Les vents ne sont plus favorables à la compagnie nationale Air Algérie. De scandale en scandale et de népotisme en incompétence, « air couscous » comme aiment la railler ses clients, voit peu à peu son domaine de « régence » se rétrécir comme peau de chagrin. Après la décision de fermeture de la quasi-totalité des agences à l’étranger, voilà que le ministre des Transports, Lazhar Hani, a annoncé lundi à Alger la création d’une compagnie publique qui se chargera des domestics flights, le transport aérien domestique, pour soulager la pression sur Air Algérie.

Cette dernière devrait, dès lors, ne s’occuper que des vols internationaux. Donc, à terme, une nouvelle compagnie aérienne chargée des vols intérieurs du pays va être créée.
Au nombre de 36, les aéroports algériens sont répartis sur le territoire de façon tout aussi anarchique que népotique. B. Sassi, retraité d’Air Algérie, est content de la décision de « spécialiser » la compagnie dans les vols internationaux. « On couvrait pratiquement toute l’Afrique, puis des aéroports ont poussé comme des champignons et la compagnie s’est dilatée à force de vouloir tout couvrir. Nous avons perdu les lignes vers l’Afrique, fermées, puis on a relié Tébessa, Batna, ou Sétif et Béjaïa à Alger, ou le contraire, par des vols qui n’étaient pas rentables et s’octroyaient une grosse part du budget et du personnel. » C’est vrai que la répartition des aéroports ne répondait à aucune norme scientifique ni… raisonnable. Les aéroports de Batna, Sétif et Tébessa ne disposent que de deux vols vers Alger par semaine et parfois un vol international vers Paris, une fois par semaine si tout va bien. Or les normes obligent à ne bâtir un aéroport que tous les 200 km. Nous constatons, tout de même, que Annaba, Constantine, Sétif, Batna, par exemple, sont dans un rayon maximal de 150 km, avec en « prime » une pléthore de personnel.

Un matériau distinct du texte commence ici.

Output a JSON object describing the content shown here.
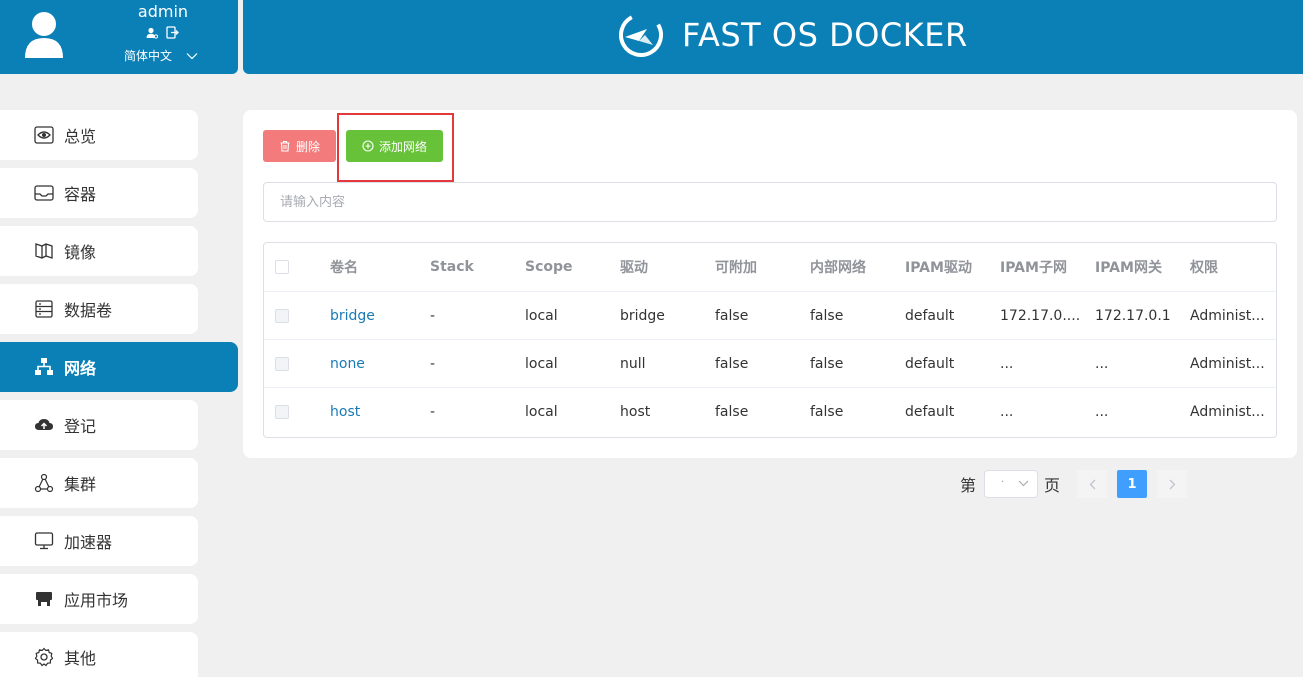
{
  "user": {
    "name": "admin",
    "language": "简体中文"
  },
  "brand": {
    "title": "FAST OS DOCKER"
  },
  "sidebar": {
    "items": [
      {
        "label": "总览",
        "icon": "eye-icon"
      },
      {
        "label": "容器",
        "icon": "inbox-icon"
      },
      {
        "label": "镜像",
        "icon": "image-icon"
      },
      {
        "label": "数据卷",
        "icon": "database-icon"
      },
      {
        "label": "网络",
        "icon": "network-icon",
        "active": true
      },
      {
        "label": "登记",
        "icon": "cloud-upload-icon"
      },
      {
        "label": "集群",
        "icon": "cluster-icon"
      },
      {
        "label": "加速器",
        "icon": "monitor-icon"
      },
      {
        "label": "应用市场",
        "icon": "store-icon"
      },
      {
        "label": "其他",
        "icon": "gear-icon"
      }
    ]
  },
  "toolbar": {
    "delete_label": "删除",
    "add_label": "添加网络"
  },
  "search": {
    "placeholder": "请输入内容"
  },
  "table": {
    "columns": [
      "卷名",
      "Stack",
      "Scope",
      "驱动",
      "可附加",
      "内部网络",
      "IPAM驱动",
      "IPAM子网",
      "IPAM网关",
      "权限"
    ],
    "rows": [
      [
        "bridge",
        "-",
        "local",
        "bridge",
        "false",
        "false",
        "default",
        "172.17.0....",
        "172.17.0.1",
        "Administ..."
      ],
      [
        "none",
        "-",
        "local",
        "null",
        "false",
        "false",
        "default",
        "...",
        "...",
        "Administ..."
      ],
      [
        "host",
        "-",
        "local",
        "host",
        "false",
        "false",
        "default",
        "...",
        "...",
        "Administ..."
      ]
    ]
  },
  "pagination": {
    "prefix": "第",
    "suffix": "页",
    "current_page": "1",
    "select_value": "·"
  },
  "colors": {
    "primary": "#0a80b6",
    "delete": "#f37b7c",
    "add": "#67c23a",
    "page_active": "#409eff",
    "highlight": "#e4393c"
  }
}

Prenant en considération ces données et bien d’autres, le gouvernement Djerad semble revenir à des critères de performances et d’indice de satisfaction de la clientèle, en annonçant, par le biais de son ministre des Transports, « qu’une compagnie publique de transport aérien domestique permettra une prise en charge optimale du transport des citoyens sur tout le territoire national ».

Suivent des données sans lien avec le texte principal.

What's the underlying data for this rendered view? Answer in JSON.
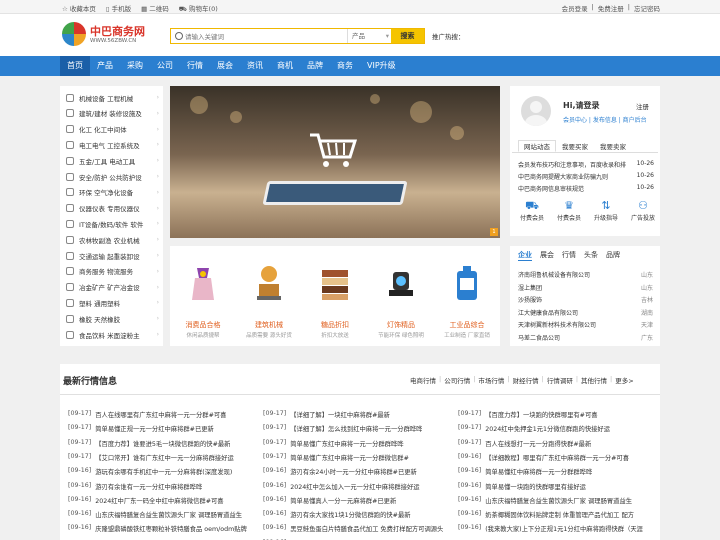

M. Hani ira encore plus loin en énonçant la réduction du nombre d’agences commerciales d’Air Algérie à l’étranger, expliquant que « les agences engagent des coûts considérables qui ne sont pas vraiment nécessaires au vu du progrès technologique et d’internet » et il n’y aura plus que des représentations au niveau des aéroports étrangers, ce qui relève plus du bon sens.
Il reste maintenant que l’ouverture à l’investissement dans le secteur du transport est « une décision politique dictée par les mutations économiques en cours », à travers une nouvelle approche socio-économique induite par les mutations et les évolutions en cours dans le domaine des transports tant au niveau national qu’international. Le ministre rassurera aussi en vantant une prochaine « compagnie rentable », avec une prise en compte du pouvoir d’achat du citoyen. C’est vrai que débourser pour un vol Alger-Tamanrasset près de trois briques, des fois bien plus, a de quoi refroidir le plus hardi des clients d’Air Algérie.
Autre bonne nouvelle, Tamanrasset, sera dans un futur proche un hub régional et complémentaire ouvert sur quelque 20 capitales africaines, N’Djamena, Nairobi, Johannesburg, Addis-Abeba, etc. des destinations utiles aussi bien pour les voyageurs que pour le commerce, des destinations que nous avons perdu il y a des années à cause d’une politique de la boîte qui frisait la démence et le ridicule, en recrutant des « fils de », et reléguant les compétences au rang de faire-valoir. Air Algérie devrait aussi ouvrir deux lignes vers l’Amérique du Sud et l’Amérique du Nord en plus de celle de Montréal qui existe déjà.